Solve core probability/statistics mini-problems
Company: Upstart
Role: Data Scientist
Category: Statistics & Math
Difficulty: medium
Interview Round: Onsite
Answer the following probability/statistics interview questions. Assume all randomness is independent unless stated otherwise.
1) **Radioactive decay (half-life):** A radioactive atom has half-life = 1 day. You start with **n = 100** identical atoms.
- (a) What is the probability a given atom is still undecayed after **m = 10** days?
- (b) What is the distribution of the number of atoms still undecayed after 10 days?
- (c) Compute the expected number of atoms remaining after 10 days, and the probability that **at least one** atom remains.
2) **Bayes’ rule (generic form):** Let event **A** be the “true condition” and event **B** be an observed test result.
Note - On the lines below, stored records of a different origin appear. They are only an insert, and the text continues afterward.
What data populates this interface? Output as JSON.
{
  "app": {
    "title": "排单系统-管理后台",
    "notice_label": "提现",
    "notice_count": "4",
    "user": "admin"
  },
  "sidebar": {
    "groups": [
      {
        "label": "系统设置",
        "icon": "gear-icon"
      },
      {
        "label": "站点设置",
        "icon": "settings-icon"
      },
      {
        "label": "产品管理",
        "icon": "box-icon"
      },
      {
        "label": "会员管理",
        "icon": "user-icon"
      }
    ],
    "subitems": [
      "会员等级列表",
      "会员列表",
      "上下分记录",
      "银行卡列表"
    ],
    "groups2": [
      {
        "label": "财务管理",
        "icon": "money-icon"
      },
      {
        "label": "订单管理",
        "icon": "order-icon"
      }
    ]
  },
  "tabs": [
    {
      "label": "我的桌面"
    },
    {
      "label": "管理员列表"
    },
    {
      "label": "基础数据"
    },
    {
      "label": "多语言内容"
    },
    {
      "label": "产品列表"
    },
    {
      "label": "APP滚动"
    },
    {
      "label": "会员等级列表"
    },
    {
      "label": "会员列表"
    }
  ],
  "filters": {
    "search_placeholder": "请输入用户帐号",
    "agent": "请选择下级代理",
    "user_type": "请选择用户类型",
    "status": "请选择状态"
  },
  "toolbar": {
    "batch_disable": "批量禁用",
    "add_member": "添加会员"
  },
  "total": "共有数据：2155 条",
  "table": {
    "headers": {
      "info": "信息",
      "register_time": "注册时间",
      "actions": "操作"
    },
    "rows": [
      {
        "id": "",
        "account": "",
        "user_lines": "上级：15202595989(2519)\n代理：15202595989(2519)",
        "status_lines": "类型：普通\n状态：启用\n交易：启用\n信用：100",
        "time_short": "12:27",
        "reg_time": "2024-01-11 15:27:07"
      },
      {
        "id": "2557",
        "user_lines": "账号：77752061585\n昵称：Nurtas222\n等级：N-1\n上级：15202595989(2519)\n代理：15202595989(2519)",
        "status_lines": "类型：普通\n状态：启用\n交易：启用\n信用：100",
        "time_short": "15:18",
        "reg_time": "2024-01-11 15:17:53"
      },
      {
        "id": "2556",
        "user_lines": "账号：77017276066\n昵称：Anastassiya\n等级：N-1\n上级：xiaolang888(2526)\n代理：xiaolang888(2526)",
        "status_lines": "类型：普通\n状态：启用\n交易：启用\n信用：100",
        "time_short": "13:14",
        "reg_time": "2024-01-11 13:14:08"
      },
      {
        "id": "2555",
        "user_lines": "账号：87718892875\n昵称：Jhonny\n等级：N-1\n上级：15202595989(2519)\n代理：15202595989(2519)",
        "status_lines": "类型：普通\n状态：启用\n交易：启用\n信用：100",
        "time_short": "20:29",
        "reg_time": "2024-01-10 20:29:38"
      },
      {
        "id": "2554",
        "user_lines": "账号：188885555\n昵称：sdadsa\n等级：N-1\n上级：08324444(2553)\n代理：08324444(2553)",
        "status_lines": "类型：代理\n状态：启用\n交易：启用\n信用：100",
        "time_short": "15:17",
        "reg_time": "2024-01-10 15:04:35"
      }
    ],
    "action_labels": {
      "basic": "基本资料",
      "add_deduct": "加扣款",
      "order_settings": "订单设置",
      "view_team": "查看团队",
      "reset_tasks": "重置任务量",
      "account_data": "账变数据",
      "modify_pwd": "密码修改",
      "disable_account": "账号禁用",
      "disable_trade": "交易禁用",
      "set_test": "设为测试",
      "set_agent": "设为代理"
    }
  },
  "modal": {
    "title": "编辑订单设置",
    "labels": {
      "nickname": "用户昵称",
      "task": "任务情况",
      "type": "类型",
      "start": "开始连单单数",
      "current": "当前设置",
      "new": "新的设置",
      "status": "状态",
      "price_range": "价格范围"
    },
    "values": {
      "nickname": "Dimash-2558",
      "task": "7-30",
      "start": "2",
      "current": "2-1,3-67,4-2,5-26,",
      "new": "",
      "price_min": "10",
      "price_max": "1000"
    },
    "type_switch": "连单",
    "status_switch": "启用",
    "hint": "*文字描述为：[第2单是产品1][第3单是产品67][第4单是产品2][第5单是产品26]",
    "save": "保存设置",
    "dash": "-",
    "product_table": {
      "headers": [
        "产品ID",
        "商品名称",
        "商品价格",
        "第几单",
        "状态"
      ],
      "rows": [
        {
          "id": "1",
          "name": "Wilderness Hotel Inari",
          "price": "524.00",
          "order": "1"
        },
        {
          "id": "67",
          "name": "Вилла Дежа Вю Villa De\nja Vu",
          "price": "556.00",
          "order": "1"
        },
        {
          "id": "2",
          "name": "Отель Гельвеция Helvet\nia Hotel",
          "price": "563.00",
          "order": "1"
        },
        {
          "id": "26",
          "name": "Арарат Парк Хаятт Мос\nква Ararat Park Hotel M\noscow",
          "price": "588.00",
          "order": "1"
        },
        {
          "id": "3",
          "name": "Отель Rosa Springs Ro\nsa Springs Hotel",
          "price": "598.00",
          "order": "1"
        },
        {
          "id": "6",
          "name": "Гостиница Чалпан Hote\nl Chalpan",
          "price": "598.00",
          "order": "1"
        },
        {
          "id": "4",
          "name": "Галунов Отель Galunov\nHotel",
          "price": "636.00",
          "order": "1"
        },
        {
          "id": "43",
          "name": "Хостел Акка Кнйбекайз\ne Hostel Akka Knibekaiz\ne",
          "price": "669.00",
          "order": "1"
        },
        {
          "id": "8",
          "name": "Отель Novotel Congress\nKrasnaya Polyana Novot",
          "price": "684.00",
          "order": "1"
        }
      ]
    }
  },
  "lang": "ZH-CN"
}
You are given **P(A)**, **P(B\mid A)**, and **P(B\mid A^c)**. Derive **P(A\mid B)**.
3) **OLS coefficients in two regressions:** Let \(y = x + e\) where \(x \sim \mathcal N(0,1)\), \(e \sim \mathcal N(0,1)\), and \(x\) and \(e\) are independent.
- (a) In the population OLS regression of \(y\) on \(x\) (with intercept), what is the slope coefficient?
- (b) In the population OLS regression of \(x\) on \(y\) (with intercept), what is the slope coefficient?
4) **Monty Hall:** You pick 1 of 3 doors. The host, who knows where the prize is, opens a different door showing no prize, then offers you the chance to switch to the remaining closed door. What strategy maximizes your win probability, and what is that probability?
5) **n-sided die / coupon collector:** You repeatedly roll a fair **n-sided** die. What is the expected number of rolls required to have seen **every face at least once**?
6) **Likelihood:** In parametric modeling, explain what a **likelihood** is and how it differs from a probability statement.
Quick Answer: Category: Statistics & Math; this prompt evaluates core probability and statistical concepts — exponential decay and discrete survival counts, Bayesian updating, properties of population OLS coefficients, conditional-probability reasoning exemplified by Monty Hall, the coupon-collector expected time, and the conceptual distinction between likelihood and probability — relevant for Data Scientist roles. It is commonly asked because it probes foundational distributional intuition, independence and conditional inference, and expectation/estimation at an introductory-to-intermediate theoretical level that underpins applied modeling and experimental interpretation.